Statükoculuğu, hatta daha da gerideki değerlerin günümüzde de aynen
yaşatılmasını öngören muhafazakârlığın Türk ulusçuluğu ile birlikte anılması
eşyanın tabiatına aykırıdır. Devrimci olmayan bir ulusçuluğun Türk Toplumunu
ileriye götürmeyeceği açık bir gerçektir.
"
Atatürk'e göre Türk ulusçuluğu, etnik kökene ya da dinsel inançlara
dayandırılamaz. Bu açıdan O, Gobineau, Hitler ve Mussolini'nin ulusçuluk
anlayışlarını kökten reddetmiştir. Üstün ırk teorisine bir paçavra kadar bile değer
vermemiştir. Ancak, Türk ırkçılığını reddederken de, Türk üst kimliğini reddederek
ülke topraklarının bir bölümü üzerinde ayrı bir devlet kurma girişiminde bulunan
ayrılıkçı ırkçılara da hoşgörü göstermemiştir. Milli Mücadele döneminde ve
sonrasında çıkan bölücü ayaklanmalara karşı izlediği politika, O'nun bu alandaki
kararlılığının ölçütüdür. Ulusçuluğun siyasallaştırılmasının en az dinin
siyasallaştırılması kadar tehlikeli olacağını bildiği içindir ki, bir örnek oluşturmak
üzere 1931 yılında Türk Ocakları'nı kapatmıştır. Ulusçuluk üzerine politika yapan,
ekonomik ya da siyasal rant elde eden; turancılık söylemleriyle, bir başka
ifadeyle boşboğazlık yaparak Türkiye'nin dışpolitikasını zora sokan bu kuruluş
yerine, halk eğitimini tüm boyutları ile üstlenen; okuma-yazma ve beceri kursları
açan; tarama dergilerine malzeme toplayan; etnografik anlamda çalışmalar
yapan; halk müziği derleme çalışmalarını teşvik eden Halkevleri'ni kurdurmuştur.

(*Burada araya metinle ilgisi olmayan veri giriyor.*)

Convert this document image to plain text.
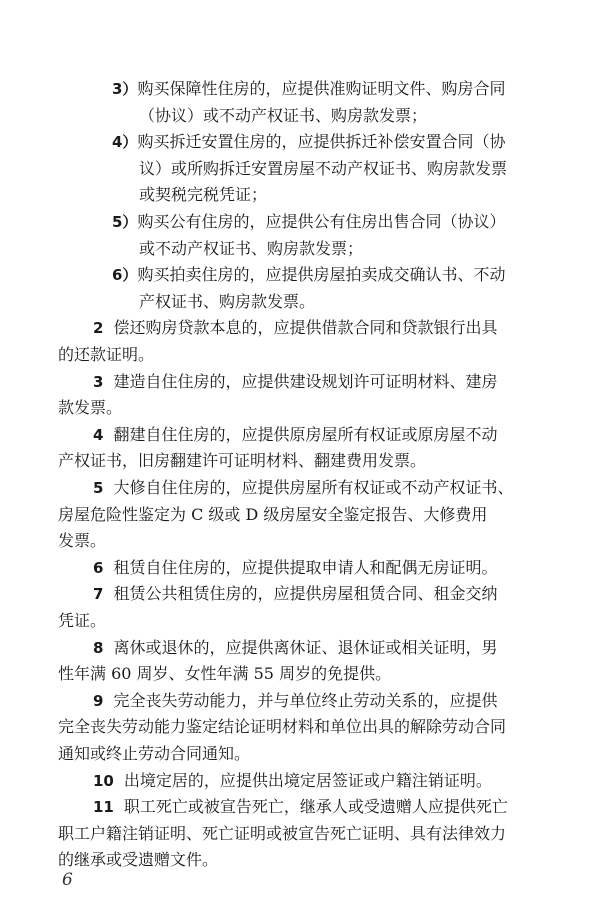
3）购买保障性住房的，应提供准购证明文件、购房合同
（协议）或不动产权证书、购房款发票；
4）购买拆迁安置住房的，应提供拆迁补偿安置合同（协
议）或所购拆迁安置房屋不动产权证书、购房款发票
或契税完税凭证；
5）购买公有住房的，应提供公有住房出售合同（协议）
或不动产权证书、购房款发票；
6）购买拍卖住房的，应提供房屋拍卖成交确认书、不动
产权证书、购房款发票。
2 偿还购房贷款本息的，应提供借款合同和贷款银行出具
的还款证明。
3 建造自住住房的，应提供建设规划许可证明材料、建房
款发票。
4 翻建自住住房的，应提供原房屋所有权证或原房屋不动
产权证书，旧房翻建许可证明材料、翻建费用发票。
5 大修自住住房的，应提供房屋所有权证或不动产权证书、
房屋危险性鉴定为 C 级或 D 级房屋安全鉴定报告、大修费用
发票。
6 租赁自住住房的，应提供提取申请人和配偶无房证明。
7 租赁公共租赁住房的，应提供房屋租赁合同、租金交纳
凭证。
8 离休或退休的，应提供离休证、退休证或相关证明，男
性年满 60 周岁、女性年满 55 周岁的免提供。
9 完全丧失劳动能力，并与单位终止劳动关系的，应提供
完全丧失劳动能力鉴定结论证明材料和单位出具的解除劳动合同
通知或终止劳动合同通知。
10 出境定居的，应提供出境定居签证或户籍注销证明。
11 职工死亡或被宣告死亡，继承人或受遗赠人应提供死亡
职工户籍注销证明、死亡证明或被宣告死亡证明、具有法律效力
的继承或受遗赠文件。
6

Türk ulusçuluğunun doğuş ve gelişimi aşamasında çok önemli tarihsel işlevi
olan Türk Ocakları'nın bugün fethullahçıların güdümünde bulunması, Atatürk'ün
ilerigörüşlülüğünün önemli bir tezahürü olsa gerekir.
"
ATATÜRK VE YAPAY ULUSÇULUK

"
Atatürk, ulusçuluk ilkesinin tanımını ve çerçevesini net bir biçimde ve defalarca,
hem de yoruma meydan bırakmayacak ölçüde ortaya koymuştur. Ancak, etnik,
dinsel ya da ideolojik sorunları olan kimi aydınlar, işlerine geldiğince adeta
cımbızla seçtikleri bir ya da iki cümle ile Atatürkçülüğü saptırma gayretlerini
bugüne kadar sürdürmüşlerdir. Örneğin, Atatürk'e izafe edilen "Türk Milleti daha
fazla dindar olmaya mecburdur" cümlesi, Atatürk ve Cumhuriyet düşmanı olan
şeriatçı çevrelerin en çok kullandıkları "takiyye" cümlesi olarak seçilmiştir.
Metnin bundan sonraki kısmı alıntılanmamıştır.